The betting slip was first exhibited at the Stuckism International Centre (London). It is for sale for £10,000, which we feel represents excellent value for the discerning collector.

Notes on Sean Hall
Sean Hall was born in 1961 in Lambeth. He attended Ravensbourne and Camberwell Colleges of Art and is currently a lecturer at Goldsmiths College. He has a CV as long as your arm, including Whitechapel Gallery and Royal Academy, and will be exhibiting at the Victoria and Albert Museum in February 2003.

Sean Hall is not a member of the Stuckist Art Group.

So far the fabled betting slip has been featured in The Evening Standard Londoner's Diary, Channel 4 TV 'Sports Talk' (well, why not?), and on Dutch TV.

We now find Stuckism, Goldsmiths College (where all the Brit Artists were trained) and William Hill, the bookies, in a healthy, if unpredicted, alliance. All have sent out a press release on the Saatchi bet.

Goldsmiths are more naturally more restrained and erudite:

Says the artist, Sean Hall: “This piece comments on the role that patrons like Charles Saatchi play in determining what is and is not accorded the status of "art", and the value that is then placed on the objects deemed art.
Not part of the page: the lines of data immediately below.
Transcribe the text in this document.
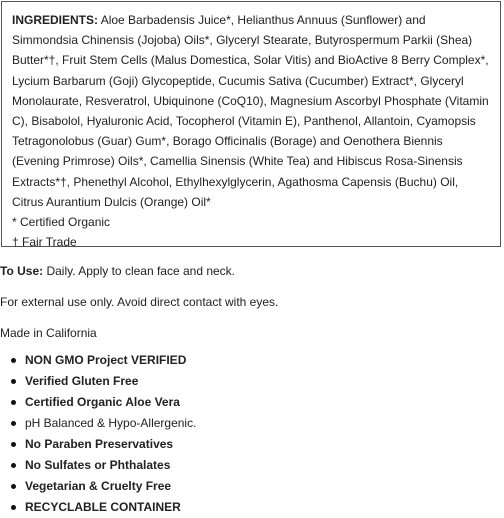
INGREDIENTS: Aloe Barbadensis Juice*, Helianthus Annuus (Sunflower) and Simmondsia Chinensis (Jojoba) Oils*, Glyceryl Stearate, Butyrospermum Parkii (Shea) Butter*†, Fruit Stem Cells (Malus Domestica, Solar Vitis) and BioActive 8 Berry Complex*, Lycium Barbarum (Goji) Glycopeptide, Cucumis Sativa (Cucumber) Extract*, Glyceryl Monolaurate, Resveratrol, Ubiquinone (CoQ10), Magnesium Ascorbyl Phosphate (Vitamin C), Bisabolol, Hyaluronic Acid, Tocopherol (Vitamin E), Panthenol, Allantoin, Cyamopsis Tetragonolobus (Guar) Gum*, Borago Officinalis (Borage) and Oenothera Biennis (Evening Primrose) Oils*, Camellia Sinensis (White Tea) and Hibiscus Rosa-Sinensis Extracts*†, Phenethyl Alcohol, Ethylhexylglycerin, Agathosma Capensis (Buchu) Oil, Citrus Aurantium Dulcis (Orange) Oil*

* Certified Organic

† Fair Trade

To Use: Daily. Apply to clean face and neck.

For external use only. Avoid direct contact with eyes.

Made in California

NON GMO Project VERIFIED
Verified Gluten Free
Certified Organic Aloe Vera
pH Balanced & Hypo-Allergenic.
No Paraben Preservatives
No Sulfates or Phthalates
Vegetarian & Cruelty Free
RECYCLABLE CONTAINER
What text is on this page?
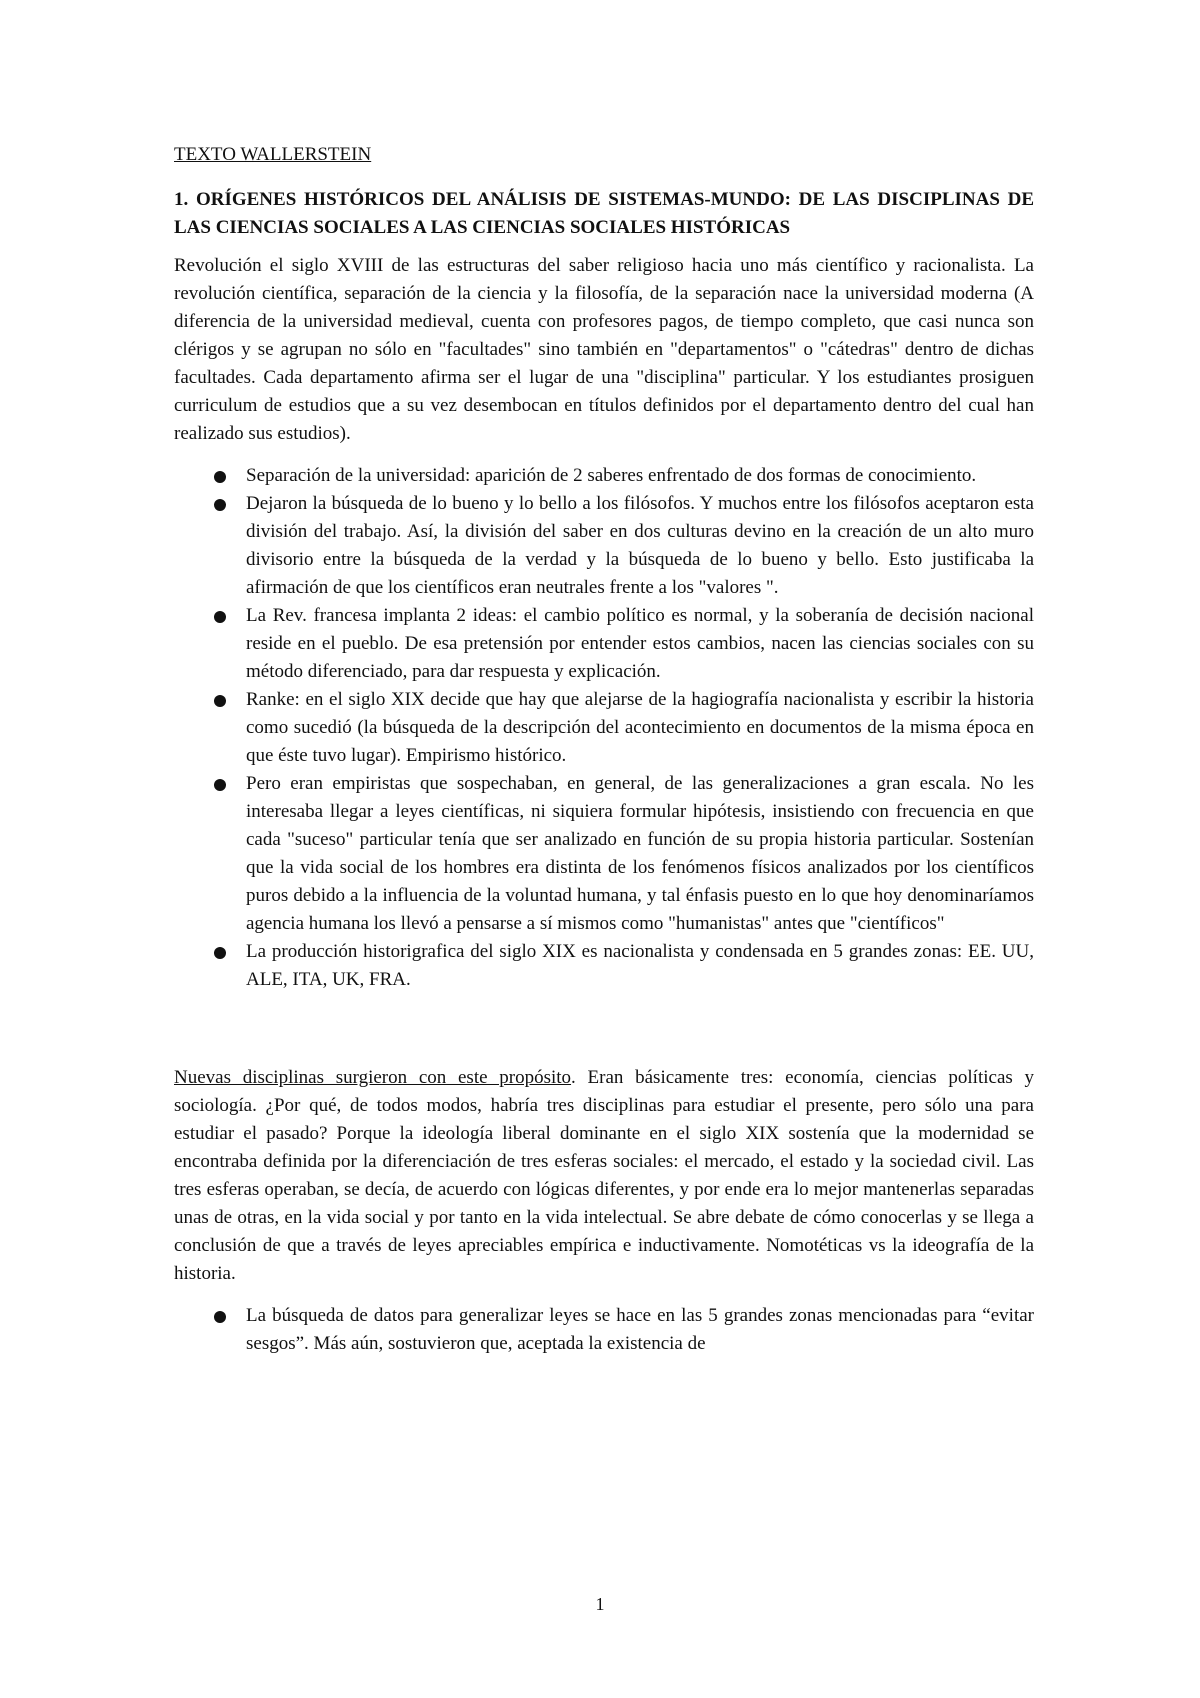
TEXTO WALLERSTEIN
1. ORÍGENES HISTÓRICOS DEL ANÁLISIS DE SISTEMAS-MUNDO: DE LAS DISCIPLINAS DE LAS CIENCIAS SOCIALES A LAS CIENCIAS SOCIALES HISTÓRICAS

Revolución el siglo XVIII de las estructuras del saber religioso hacia uno más científico y racionalista. La revolución científica, separación de la ciencia y la filosofía, de la separación nace la universidad moderna (A diferencia de la universidad medieval, cuenta con profesores pagos, de tiempo completo, que casi nunca son clérigos y se agrupan no sólo en "facultades" sino también en "departamentos" o "cátedras" dentro de dichas facultades. Cada departamento afirma ser el lugar de una "disciplina" particular. Y los estudiantes prosiguen curriculum de estudios que a su vez desembocan en títulos definidos por el departamento dentro del cual han realizado sus estudios).

Separación de la universidad: aparición de 2 saberes enfrentado de dos formas de conocimiento.
Dejaron la búsqueda de lo bueno y lo bello a los filósofos. Y muchos entre los filósofos aceptaron esta división del trabajo. Así, la división del saber en dos culturas devino en la creación de un alto muro divisorio entre la búsqueda de la verdad y la búsqueda de lo bueno y bello. Esto justificaba la afirmación de que los científicos eran neutrales frente a los "valores ".
La Rev. francesa implanta 2 ideas: el cambio político es normal, y la soberanía de decisión nacional reside en el pueblo. De esa pretensión por entender estos cambios, nacen las ciencias sociales con su método diferenciado, para dar respuesta y explicación.
Ranke: en el siglo XIX decide que hay que alejarse de la hagiografía nacionalista y escribir la historia como sucedió (la búsqueda de la descripción del acontecimiento en documentos de la misma época en que éste tuvo lugar). Empirismo histórico.
Pero eran empiristas que sospechaban, en general, de las generalizaciones a gran escala. No les interesaba llegar a leyes científicas, ni siquiera formular hipótesis, insistiendo con frecuencia en que cada "suceso" particular tenía que ser analizado en función de su propia historia particular. Sostenían que la vida social de los hombres era distinta de los fenómenos físicos analizados por los científicos puros debido a la influencia de la voluntad humana, y tal énfasis puesto en lo que hoy denominaríamos agencia humana los llevó a pensarse a sí mismos como "humanistas" antes que "científicos"
La producción historigrafica del siglo XIX es nacionalista y condensada en 5 grandes zonas: EE. UU, ALE, ITA, UK, FRA.

Nuevas disciplinas surgieron con este propósito. Eran básicamente tres: economía, ciencias políticas y sociología. ¿Por qué, de todos modos, habría tres disciplinas para estudiar el presente, pero sólo una para estudiar el pasado? Porque la ideología liberal dominante en el siglo XIX sostenía que la modernidad se encontraba definida por la diferenciación de tres esferas sociales: el mercado, el estado y la sociedad civil. Las tres esferas operaban, se decía, de acuerdo con lógicas diferentes, y por ende era lo mejor mantenerlas separadas unas de otras, en la vida social y por tanto en la vida intelectual. Se abre debate de cómo conocerlas y se llega a conclusión de que a través de leyes apreciables empírica e inductivamente. Nomotéticas vs la ideografía de la historia.

La búsqueda de datos para generalizar leyes se hace en las 5 grandes zonas mencionadas para “evitar sesgos”. Más aún, sostuvieron que, aceptada la existencia de
1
This is an alternative viewpoint to the one which says art is art because the artist says it is, as suggested by the works of people like Tracey Emin.”
Continues Sean: “Art works on a system of subjective values that are not determinately true or false. Because this is a real bet, it will be judged against an impartial outcome: it either wins or loses. This contrasts with the bet as "art", which involves a much more subjective judgment.”

William Hill have no such scruples:

"I don't know much about art, but I know what I like" said William Hill spokesman Graham Sharpe, "And if Sean can persuade a mug, sorry, serious collector of art, to pay thousands of pounds for a betting slip which can only be worth a maximum of fifteen pounds I expect a massive increase of business in our betting shops!"
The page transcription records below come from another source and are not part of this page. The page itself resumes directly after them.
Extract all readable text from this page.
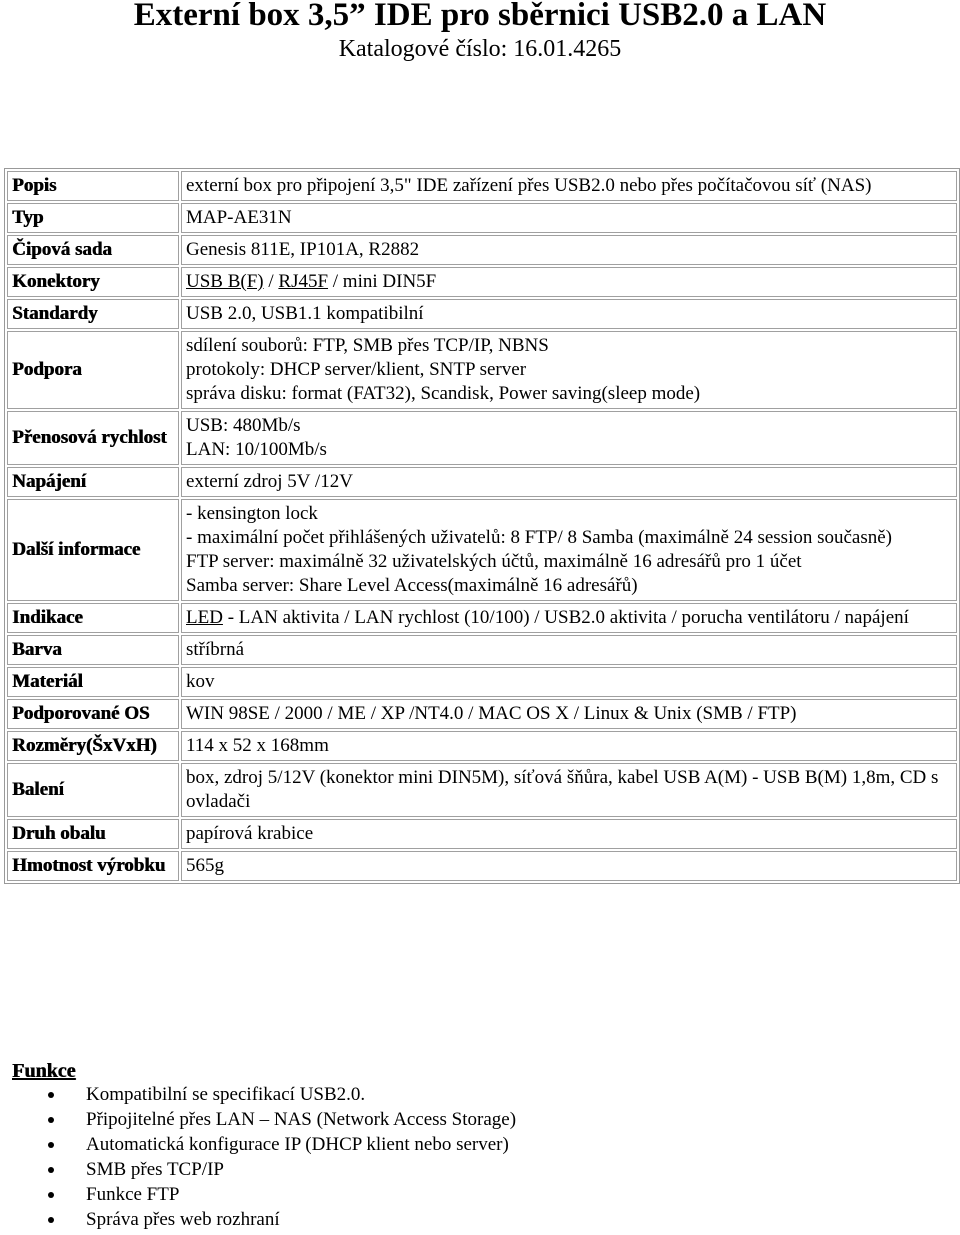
Externí box 3,5” IDE pro sběrnici USB2.0 a LAN
Katalogové číslo: 16.01.4265
Popis	externí box pro připojení 3,5" IDE zařízení přes USB2.0 nebo přes počítačovou síť (NAS)
Typ	MAP-AE31N
Čipová sada	Genesis 811E, IP101A, R2882
Konektory	USB B(F) / RJ45F / mini DIN5F
Standardy	USB 2.0, USB1.1 kompatibilní
Podpora	sdílení souborů: FTP, SMB přes TCP/IP, NBNS
protokoly: DHCP server/klient, SNTP server
správa disku: format (FAT32), Scandisk, Power saving(sleep mode)

Přenosová rychlost	USB: 480Mb/s
LAN: 10/100Mb/s

Napájení	externí zdroj 5V /12V
Další informace	- kensington lock
- maximální počet přihlášených uživatelů: 8 FTP/ 8 Samba (maximálně 24 session současně)
FTP server: maximálně 32 uživatelských účtů, maximálně 16 adresářů pro 1 účet
Samba server: Share Level Access(maximálně 16 adresářů)

Indikace	LED - LAN aktivita / LAN rychlost (10/100) / USB2.0 aktivita / porucha ventilátoru / napájení
Barva	stříbrná
Materiál	kov
Podporované OS	WIN 98SE / 2000 / ME / XP /NT4.0 / MAC OS X / Linux & Unix (SMB / FTP)
Rozměry(ŠxVxH)	114 x 52 x 168mm
Balení	box, zdroj 5/12V (konektor mini DIN5M), síťová šňůra, kabel USB A(M) - USB B(M) 1,8m, CD s ovladači
Druh obalu	papírová krabice
Hmotnost výrobku	565g
Funkce
Kompatibilní se specifikací USB2.0.
Připojitelné přes LAN – NAS (Network Access Storage)
Automatická konfigurace IP (DHCP klient nebo server)
SMB přes TCP/IP
Funkce FTP
Správa přes web rozhraní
"Sean insisted on very short odds apparently to add artistic merit to his work, and we were happy to go along with that" said Sharpe.

Goldsmiths College issued a Press Release which is no longer online.
Contact: Janet Aikman, External Communications, telephone 020 7919 7909, fax 020 7919 7975, e-mail ext-comms@gold.ac.uk

So did William Hill but that's no longer online either.